WASHINGTON – The Supreme Court on Monday refused to hear a challenge to Arizona’s law that allows defendants in serious criminal cases to be tried by a jury of just eight people.
The court rejected the appeal of Ramin Khorrami, who was convicted by an eight-person jury in 2019 on two felony charges – theft and fraudulent schemes and artifices – after he forced a woman he was seeing to pay him in exchange for not telling her husband about their affair.
Khorrrami argued on appeal that he should have been tried by a jury of 12, and that the smaller panel violated his Sixth and 14th Amendment rights.
But the Arizona Court of Appeals rejected that argument, and the state Supreme Court declined to hear the case. The U.S. Supreme Court followed suit Monday, over the objections of Justices Neil Gorsuch and Brett Kavanaugh.
In a 10-page dissent, Gorsuch wrote that the “Sixth Amendment protects the ‘right to a speedy and public trial, by an impartial jury,'” and reached back to English common law to show a “mountain of evidence” that a 12-person jury is the standard for most U.S. courts. Gorsuch said 44 states require 12 jurors to hear “serious criminal offenses.”
“While scholars may debate the precise moment when the common-law jury came to be fixed at 12 members, this much is certain: By the time of the Sixth Amendment’s adoption, the 12-person criminal jury was ‘an institution with a nearly four-hundred-year-old tradition in England,'” Gorsuch wrote.
Gorsuch said the court should have accepted Khorrami’s challenge to overturn Williams v.
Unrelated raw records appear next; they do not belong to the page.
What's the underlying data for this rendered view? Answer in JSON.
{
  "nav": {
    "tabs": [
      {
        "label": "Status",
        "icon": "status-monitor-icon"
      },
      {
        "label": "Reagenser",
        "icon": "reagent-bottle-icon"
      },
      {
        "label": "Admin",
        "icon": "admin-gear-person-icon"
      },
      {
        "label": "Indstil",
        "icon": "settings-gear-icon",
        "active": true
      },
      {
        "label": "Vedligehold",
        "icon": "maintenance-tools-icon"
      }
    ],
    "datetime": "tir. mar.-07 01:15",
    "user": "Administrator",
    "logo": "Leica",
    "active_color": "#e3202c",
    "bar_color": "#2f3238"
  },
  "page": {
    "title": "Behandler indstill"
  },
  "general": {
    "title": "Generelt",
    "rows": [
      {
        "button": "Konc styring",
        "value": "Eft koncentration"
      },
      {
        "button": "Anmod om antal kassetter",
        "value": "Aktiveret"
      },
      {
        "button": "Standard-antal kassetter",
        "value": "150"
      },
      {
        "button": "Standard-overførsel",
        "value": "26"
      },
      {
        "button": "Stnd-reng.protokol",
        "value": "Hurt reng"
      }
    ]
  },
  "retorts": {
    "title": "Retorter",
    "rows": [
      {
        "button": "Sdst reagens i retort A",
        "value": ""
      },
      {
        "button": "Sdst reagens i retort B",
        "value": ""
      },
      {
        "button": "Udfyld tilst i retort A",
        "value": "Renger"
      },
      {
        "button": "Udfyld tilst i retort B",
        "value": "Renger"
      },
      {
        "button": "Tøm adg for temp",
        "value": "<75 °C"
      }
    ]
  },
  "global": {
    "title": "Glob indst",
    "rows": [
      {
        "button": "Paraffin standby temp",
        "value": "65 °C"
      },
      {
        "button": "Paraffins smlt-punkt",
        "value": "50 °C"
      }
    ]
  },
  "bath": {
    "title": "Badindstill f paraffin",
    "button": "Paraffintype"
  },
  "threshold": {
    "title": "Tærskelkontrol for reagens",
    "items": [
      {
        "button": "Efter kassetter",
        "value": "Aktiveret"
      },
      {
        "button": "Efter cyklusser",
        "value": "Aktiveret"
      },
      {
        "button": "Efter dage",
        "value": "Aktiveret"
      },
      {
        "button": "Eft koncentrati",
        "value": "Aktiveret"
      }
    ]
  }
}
Florida, a 1970 ruling that found a 12-person jury “is not a necessary ingredient of ‘trial by jury.’” That ruling “was wrong the day it was decided, it remains wrong today,” Gorsuch wrote.
The case began in 2013, when “a jealous and paranoid” Khorrami became angered that the Phoenix woman he had been seeing, identified only as Pearl, refused to leave her husband, according to court documents. After several arguments, he threatened to reveal their relationship to the husband, but later promised not to do so if she paid him $40,000.
Khorrami later agreed to accept $30,000, but once Pearl paid him he demanded more. After paying another $4,000, she “realized Khorrami’s additional demands would never end,” and she confessed to her husband who called police.
In filings in the case, the Arizona attorney general’s office said that because the charges against Khorrami “did not expose him to a sentence of death or imprisonment for 30 years or more,” an eight-person jury was allowed under state law. The Maricopa County jury convicted him on both counts, and he was put on supervised probation, with a two-month jail term as a condition of probation.
Calls seeking comment from attorneys for Khorrami and from the Arizona attorney general’s office were not immediately returned Monday. But in their petition to the Supreme Court, Khorammi’s legal team called Williams “egregiously wrong.”
They pointed to the court’s 2020 ruling in Ramos v. Louisiana, which said a jury verdict must be unanimous for serious offenses – a case Khorammi claimed had overturned Williams. Khorrami’s attorneys argued that juries of fewer than 12 people are less likely to have minority members and are more likely to convict a defendant.
But the attorney general’s office argued in its brief that the Arizona Court of Appeals ruling was correct and that that “Khorrami’s framing of the issue is incorrect.”
“He asks for a rule that would apply only in felony cases,” the state said in its filing. “But that application of the Sixth Amendment is inconsistent with the Court’s precedent holding the jury-trial right is triggered by a serious offense, not a felony offense.”
The state also pointed out that Khorrami received probation – a punishment handed out for nonserious offenses.
The American Civil Liberties Union had filed a brief in support of Khorrami, also citing English common law.
“When the Bill of Rights was ratified, ‘jury’ was a familiar term from English and American common law,” the ACLU brief said. “It referred to a body that could have no more and no less than twelve members.”
The National Center for State Courts said that a 12-person jury “which the American Bar Association supports, is used by 33 states for civil jury trials, 34 for misdemeanor trials and 45 for non-capital felony trials. Other states use six-, seven- or eight-member juries for those trials.”